Pour lui, ces partis sont de «faux libéraux» et de «faux ultra-libéraux» en ce sens où contrairement aux partis qui se réclament de cette idéologie dans le monde, Nidaa Tounès et Ennahdha ne jouent aucun rôle pour inciter leur base, et surtout leurs riches adhérents qui sont pour la plupart «des gens artificiellement aisés», à investir, et ce en dépit de la disponibilité de moult lois ultralibérales votées par leurs soins au Parlement.
Parmi ces législations incitant à l’investissement et restées lettres mortes, le député a cité: la loi sur la concurrence, la loi sur le partenariat public privé, la loi sur l’investissement, la loi bancaire, la recapitalisation des banques publiques, la loi sur l’indépendance de la Banque centrale de Tunisie…
Et le député de s’interroger: «si cet arsenal juridique incitatif de tendance ultralibérale n’est pas utilisé pour encourager l’investissement privé dans le pays et, partant, la création de nouvelles richesses, de nouveaux d’emplois et de nouvelles sources de revenus dans le pays, c’est que ces partis et leurs adhérents, sous couvert d’être ultra-libéraux, ont d’autres desseins et d’autres approches de la prise du pouvoir».

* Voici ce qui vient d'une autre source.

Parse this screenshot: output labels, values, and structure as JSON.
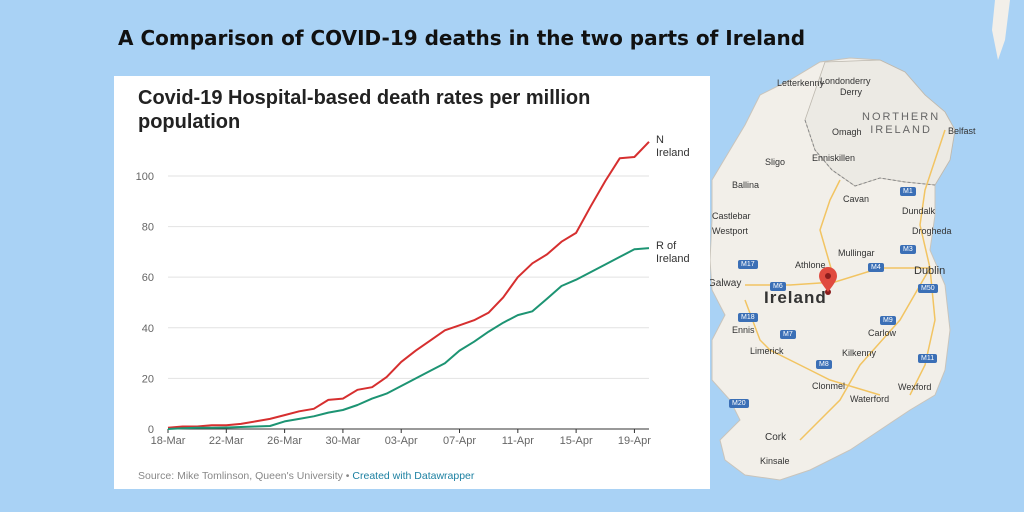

D’après lui, le constat, aujourd’hui, est que ces partis se partagent le pouvoir et ses privilèges comme un butin de guerre tout en se donnant en spectacle, pendant plus de cinq ans, les problèmes du pays. Ils sont cantonnés dans l’immobilisme le plus total. Ils ne veulent pas ou plutôt ne peuvent pas prendre aucun risque et aucune décision car ils sont l’otage des sponsors de leur campagne électorale. Ces sponsors, qui sont pour la plupart des contrebandiers et de personnes en fraude du fisc et de change et autres malfaiteurs, ont naturellement une aversion pour l’investissement transparent.
Par conséquent, Mongi Rahoui fait assumer la crise multiforme et délétère que connaît le pays, depuis le soulèvement du 14 janvier 2011, non pas aux huit gouvernements qui se sont succédé à la tête du pays, mais aux partis qui les ont trahis par leur non soutien. Les partis les plus concernés étant Nidaa Tounès et Ennahdha.